The Helium comes formatted with HFS+ and works with Time Machine right out of the box. Also included with the drive is a Y-shaped USB cable to support connectivity with older Macs, whose USB ports may not draw enough power to spin the drive.
The drive also offers hardware encryption, but it is not active by default. To enable this extra security, you’ll have to download the
Iomega Encryption Utility software and install it. The one drawback to this is that, in order to access your drive across multiple machines, you must install the utility on each individual computer that you plan on sharing the drive with.
When put through our standard hard drive tests, the Helium’s performance was mediocre, averaging a write time of 26.5 MBps, and a read time of 31.6 MBps in the AJA System Test. When writing a sizeable 10GB file, the drive averaged 27.1 MBps while its mean read speed was 33.9 MBps. Additionally, the Helium averaged 26.7 MBps when writing a 10GB folder, and 29.1 MBps to read that same folder. While these aren’t the slowest read/write times we’ve seen, they aren’t really impressive either.

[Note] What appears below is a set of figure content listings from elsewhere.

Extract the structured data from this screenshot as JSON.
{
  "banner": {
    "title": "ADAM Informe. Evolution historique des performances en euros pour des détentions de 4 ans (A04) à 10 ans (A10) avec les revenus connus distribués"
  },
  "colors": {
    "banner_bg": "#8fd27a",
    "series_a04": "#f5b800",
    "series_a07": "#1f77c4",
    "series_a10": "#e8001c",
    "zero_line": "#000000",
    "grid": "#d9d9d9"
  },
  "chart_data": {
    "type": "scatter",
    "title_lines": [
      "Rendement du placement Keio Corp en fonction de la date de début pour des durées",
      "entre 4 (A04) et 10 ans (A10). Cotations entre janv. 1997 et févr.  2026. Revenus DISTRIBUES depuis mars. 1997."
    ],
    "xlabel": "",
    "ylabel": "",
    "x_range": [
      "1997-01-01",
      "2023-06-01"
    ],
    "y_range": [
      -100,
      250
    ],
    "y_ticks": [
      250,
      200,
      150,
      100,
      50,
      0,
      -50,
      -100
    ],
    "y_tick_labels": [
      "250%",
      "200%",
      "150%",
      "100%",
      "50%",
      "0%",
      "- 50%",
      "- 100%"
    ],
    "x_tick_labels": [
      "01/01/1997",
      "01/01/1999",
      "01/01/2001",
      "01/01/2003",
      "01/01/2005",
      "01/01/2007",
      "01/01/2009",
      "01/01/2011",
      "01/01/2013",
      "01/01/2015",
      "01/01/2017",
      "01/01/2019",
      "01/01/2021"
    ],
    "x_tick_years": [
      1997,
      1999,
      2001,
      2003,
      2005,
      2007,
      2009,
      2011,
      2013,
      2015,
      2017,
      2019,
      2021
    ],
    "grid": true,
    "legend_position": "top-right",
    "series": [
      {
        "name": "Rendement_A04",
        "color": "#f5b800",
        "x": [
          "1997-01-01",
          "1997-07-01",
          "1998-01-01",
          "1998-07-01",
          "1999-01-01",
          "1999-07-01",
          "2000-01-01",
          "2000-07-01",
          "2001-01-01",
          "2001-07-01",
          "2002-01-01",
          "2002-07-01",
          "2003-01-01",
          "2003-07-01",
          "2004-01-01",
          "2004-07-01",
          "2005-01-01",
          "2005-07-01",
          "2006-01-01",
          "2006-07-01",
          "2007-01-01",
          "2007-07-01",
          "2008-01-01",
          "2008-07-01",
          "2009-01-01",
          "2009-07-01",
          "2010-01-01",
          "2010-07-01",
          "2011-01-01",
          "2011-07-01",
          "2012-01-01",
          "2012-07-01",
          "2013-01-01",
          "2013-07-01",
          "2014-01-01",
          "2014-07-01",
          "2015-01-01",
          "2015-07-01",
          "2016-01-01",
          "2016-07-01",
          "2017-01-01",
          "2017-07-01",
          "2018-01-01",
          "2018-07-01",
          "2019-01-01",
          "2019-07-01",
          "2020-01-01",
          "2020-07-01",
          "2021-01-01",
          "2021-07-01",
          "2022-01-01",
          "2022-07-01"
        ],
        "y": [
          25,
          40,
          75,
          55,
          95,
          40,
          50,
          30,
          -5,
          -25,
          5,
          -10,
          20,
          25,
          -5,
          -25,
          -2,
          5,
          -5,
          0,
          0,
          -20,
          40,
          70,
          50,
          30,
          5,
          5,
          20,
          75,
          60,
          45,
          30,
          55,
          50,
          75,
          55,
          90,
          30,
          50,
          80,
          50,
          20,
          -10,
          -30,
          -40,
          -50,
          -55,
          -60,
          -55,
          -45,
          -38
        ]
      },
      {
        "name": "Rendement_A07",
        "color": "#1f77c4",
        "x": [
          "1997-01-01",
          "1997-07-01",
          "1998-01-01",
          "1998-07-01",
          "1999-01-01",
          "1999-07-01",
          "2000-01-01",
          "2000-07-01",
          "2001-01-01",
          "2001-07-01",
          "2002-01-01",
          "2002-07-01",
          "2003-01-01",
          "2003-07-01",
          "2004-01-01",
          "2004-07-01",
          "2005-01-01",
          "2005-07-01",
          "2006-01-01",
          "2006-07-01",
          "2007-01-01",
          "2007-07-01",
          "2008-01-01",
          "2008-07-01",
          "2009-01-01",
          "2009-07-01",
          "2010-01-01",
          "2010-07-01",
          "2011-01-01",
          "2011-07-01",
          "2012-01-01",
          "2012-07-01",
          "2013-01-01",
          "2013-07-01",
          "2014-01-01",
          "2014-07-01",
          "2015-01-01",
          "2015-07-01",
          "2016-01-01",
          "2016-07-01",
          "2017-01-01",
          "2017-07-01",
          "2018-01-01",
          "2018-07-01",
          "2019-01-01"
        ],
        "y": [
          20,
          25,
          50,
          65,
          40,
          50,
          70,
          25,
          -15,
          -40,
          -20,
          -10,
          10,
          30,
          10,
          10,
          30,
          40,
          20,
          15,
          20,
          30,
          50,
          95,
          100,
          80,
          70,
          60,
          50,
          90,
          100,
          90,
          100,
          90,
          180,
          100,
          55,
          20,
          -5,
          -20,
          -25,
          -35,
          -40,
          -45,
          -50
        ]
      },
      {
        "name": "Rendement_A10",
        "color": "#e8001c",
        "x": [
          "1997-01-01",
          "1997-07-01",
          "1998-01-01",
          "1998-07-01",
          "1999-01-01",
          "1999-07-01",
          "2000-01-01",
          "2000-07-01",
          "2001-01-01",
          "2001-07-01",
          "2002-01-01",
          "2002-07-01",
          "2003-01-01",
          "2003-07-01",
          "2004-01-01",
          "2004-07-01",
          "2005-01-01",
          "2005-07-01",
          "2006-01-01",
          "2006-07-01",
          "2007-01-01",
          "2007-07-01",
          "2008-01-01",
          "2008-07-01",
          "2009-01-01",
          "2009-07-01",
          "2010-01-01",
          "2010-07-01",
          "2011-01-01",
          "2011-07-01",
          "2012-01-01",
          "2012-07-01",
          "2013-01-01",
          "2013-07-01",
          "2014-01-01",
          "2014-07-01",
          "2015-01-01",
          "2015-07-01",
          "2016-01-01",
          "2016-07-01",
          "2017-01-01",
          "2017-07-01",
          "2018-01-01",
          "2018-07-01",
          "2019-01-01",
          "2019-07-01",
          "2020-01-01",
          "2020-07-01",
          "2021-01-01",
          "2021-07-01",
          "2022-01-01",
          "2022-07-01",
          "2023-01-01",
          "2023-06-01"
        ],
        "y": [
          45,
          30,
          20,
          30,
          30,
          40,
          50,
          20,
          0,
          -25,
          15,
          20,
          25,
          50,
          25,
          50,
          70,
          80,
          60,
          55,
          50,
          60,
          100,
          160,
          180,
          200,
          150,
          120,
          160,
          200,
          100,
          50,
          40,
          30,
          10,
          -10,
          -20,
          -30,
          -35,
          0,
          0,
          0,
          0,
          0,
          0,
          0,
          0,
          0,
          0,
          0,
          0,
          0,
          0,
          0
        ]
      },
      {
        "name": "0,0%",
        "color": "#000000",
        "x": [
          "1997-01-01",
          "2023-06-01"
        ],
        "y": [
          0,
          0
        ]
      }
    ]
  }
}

The Helium comes in both 500GB and 1TB capacities, priced at $150 and $200, respectively. (We tested the 1TB version.) At these prices, you can find other hard drives that are more affordable and offer more connectors.
Macworld’s buying advice
All in all, the most exciting part about the Iomega Helium is it’s appearance. However, if aesthetics aren’t your main concern when purchasing a new drive, keep in mind that there are more versatile drives on the market for roughly the same price. The Western Digital
My Passport Studio 1TB ( ), for example, sells for about $170, has both USB 2.0 and FireWire 800 connectivity, has security software, and produced similar test times.